4.4.6. Entity Cache

Entity cache is provided by EclipseLink ORM framework. It stores recently read or written entity instance in memory, which minimizes database access and improves the application performance.

Entity cache is used only when you retrieve entities by ID, so queries by other attributes still run on the database. However, these queries can be simpler and faster if related entities are in cache. For example, if you query for Orders together with related Customers and do not use cache, the SQL query will contain a JOIN for customers table. If Customer entities are cached, the SQL query will select only orders, and related customers will be retrieved from the cache.

In order to turn on entity cache, set the following properties in the app.properties file of your core module:

  • eclipselink.cache.shared.default = true - turns on caching of all entities.

  • eclipselink.cache.shared.sales$Customer = true - turns on caching of sales$Customer entity only.

  • eclipselink.cache.size.sales$Customer = 500 - sets cache size for sales$Customer to 500 instances.

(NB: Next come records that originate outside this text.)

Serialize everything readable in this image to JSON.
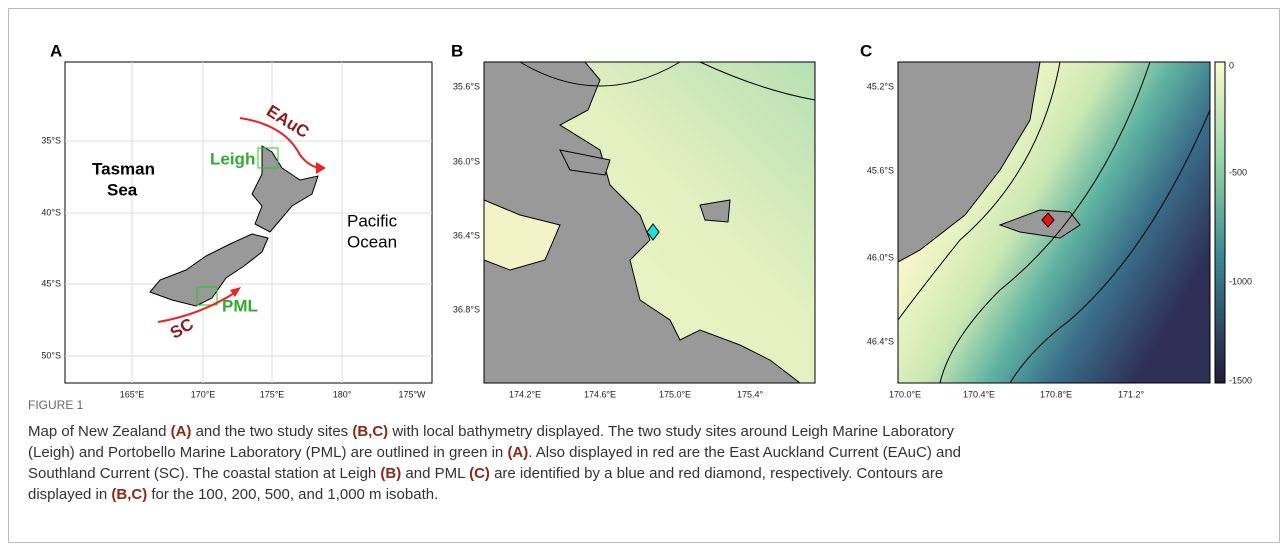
{
  "panels": [
    {
      "label": "A",
      "yticks": [
        "35°S",
        "40°S",
        "45°S",
        "50°S"
      ],
      "xticks": [
        "165°E",
        "170°E",
        "175°E",
        "180°",
        "175°W"
      ],
      "annotations": [
        "Tasman",
        "Sea",
        "Pacific",
        "Ocean",
        "Leigh",
        "PML",
        "EAuC",
        "SC"
      ]
    },
    {
      "label": "B",
      "yticks": [
        "35.6°S",
        "36.0°S",
        "36.4°S",
        "36.8°S"
      ],
      "xticks": [
        "174.2°E",
        "174.6°E",
        "175.0°E",
        "175.4°"
      ]
    },
    {
      "label": "C",
      "yticks": [
        "45.2°S",
        "45.6°S",
        "46.0°S",
        "46.4°S"
      ],
      "xticks": [
        "170.0°E",
        "170.4°E",
        "170.8°E",
        "171.2°"
      ]
    }
  ],
  "colorbar": {
    "ticks": [
      "0",
      "-500",
      "-1000",
      "-1500"
    ]
  },
  "caption": {
    "title": "FIGURE 1",
    "lines": [
      [
        {
          "text": "Map of New Zealand ",
          "bold": false
        },
        {
          "text": "(A)",
          "bold": true
        },
        {
          "text": " and the two study sites ",
          "bold": false
        },
        {
          "text": "(B,C)",
          "bold": true
        },
        {
          "text": " with local bathymetry displayed. The two study sites around Leigh Marine Laboratory",
          "bold": false
        }
      ],
      [
        {
          "text": "(Leigh) and Portobello Marine Laboratory (PML) are outlined in green in ",
          "bold": false
        },
        {
          "text": "(A)",
          "bold": true
        },
        {
          "text": ". Also displayed in red are the East Auckland Current (EAuC) and",
          "bold": false
        }
      ],
      [
        {
          "text": "Southland Current (SC). The coastal station at Leigh ",
          "bold": false
        },
        {
          "text": "(B)",
          "bold": true
        },
        {
          "text": " and PML ",
          "bold": false
        },
        {
          "text": "(C)",
          "bold": true
        },
        {
          "text": " are identified by a blue and red diamond, respectively. Contours are",
          "bold": false
        }
      ],
      [
        {
          "text": "displayed in ",
          "bold": false
        },
        {
          "text": "(B,C)",
          "bold": true
        },
        {
          "text": " for the 100, 200, 500, and 1,000 m isobath.",
          "bold": false
        }
      ]
    ]
  }
}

Default size is 100.

The fact of whether an entity is cached affects the fetch mode chosen by the platform for loading entity graphs. If a reference attribute is a cacheable entity, the fetch mode is always UNDEFINED, which allows ORM to retrieve the reference from the cache instead of executing queries with JOINs or separate batch queries.

The platform provides entity cache coordination in middleware cluster. When a cached entity is updated or deleted on one cluster node, the same cached instance on other nodes (if any) will be invalidated, so the next operation with this instance will read a fresh state from the database.